Strings & Things. 2025

Cartoon Network doesn’t just have an unbelievable catalogue of characters; they have an almost unimaginable source of visual material to draw from. But, despite this incredible variety, today’s UK Cartoon Network website lacks the originality and personality of its sites from the ’90s.

With its symmetrical layout of content cards and scrolling panels, Cartoon Network’s home page is neatly arranged but instantly forgettable. It’s like a library full of stories. It offers plenty for someone to explore but nothing that begs them to turn the page.

Cartoon Network. 2025

Today’s Cartoon Network layout is conservative and conventional. But, in 1998, it was a terrific example of how early websites could be filled with content without appearing chaotic or cluttered. Colourful blocks looked hand-placed and more like a patchwork than a grid, with sections stitched together with angled lines and almost no padding or spacing. It used clickable cartoon character images, novelty fonts and text effects, and sticker-style graphics so that no two sections looked alike.

Cartoon Network. 1998

Which brings me back to Mike Worth and the designs I made for his website–the perfect excuse to bring a bit of the ’90s back to life.

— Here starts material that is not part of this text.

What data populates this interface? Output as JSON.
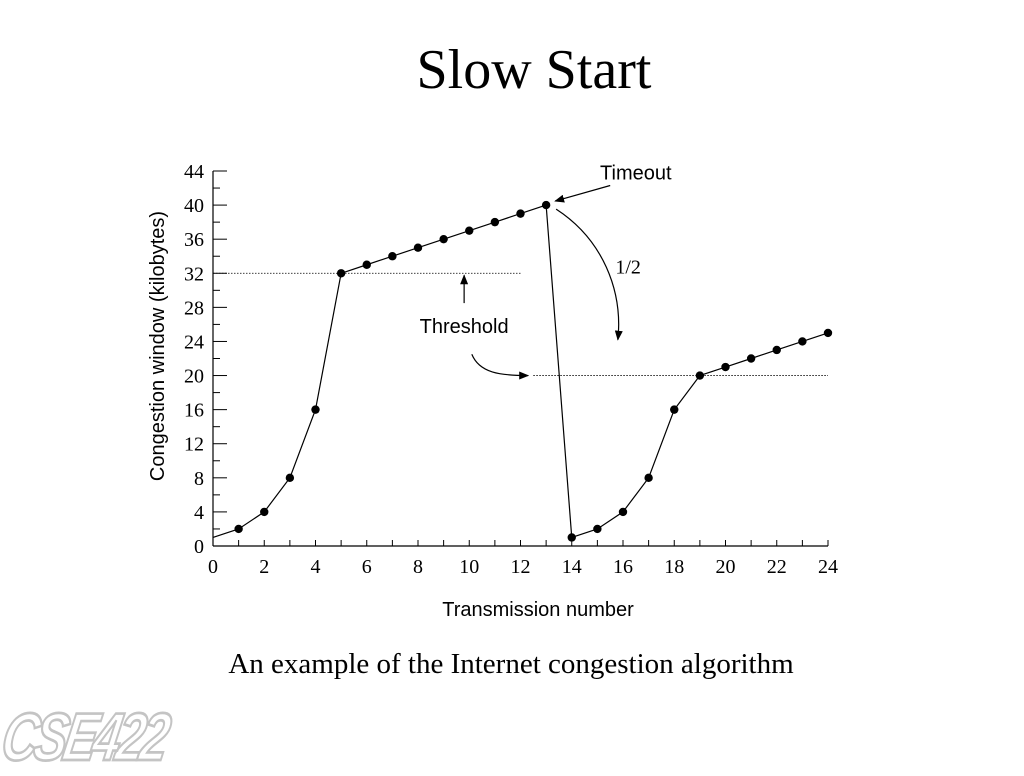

I love to hide Easter eggs in my client work, and Mike’s project was the perfect opportunity to reimagine the Cartoon Network layout from the era Mike loves so much.

Design for Mike Worth by Stuff & Nonsense.

Back then, the original homepage was just a 642-pixel-wide image, sliced up and dropped into table cells. For a moment, I was tempted to do the same. But I wanted to show how far we’ve come–and how modern tools can recreate that retro feeling without sacrificing performance or accessibility.

Retro mobile design for Mike Worth by Stuff & Nonsense.

Reboot the retro

Web design today is more polished than ever–but in all that polish, we’ve smoothed out a lot of the personality. We’ve traded quirks for conventions and spontaneity for systems. And while there’s no denying the importance of accessibility, speed, and structure, it’s also worth remembering what made the early web so engaging.

Those neon colours, jagged layouts, and pixel-perfect oddities weren’t just products of technical limitations–they were expressions of creativity unburdened by rules. They were joyful. Surprising. Fun.

So, let’s design pages that invite people to explore, not just scroll. Let’s create experiences that don’t just work–but stick in someone’s memory. The past doesn’t need to be a blueprint–but it can still be a brilliant source of inspiration.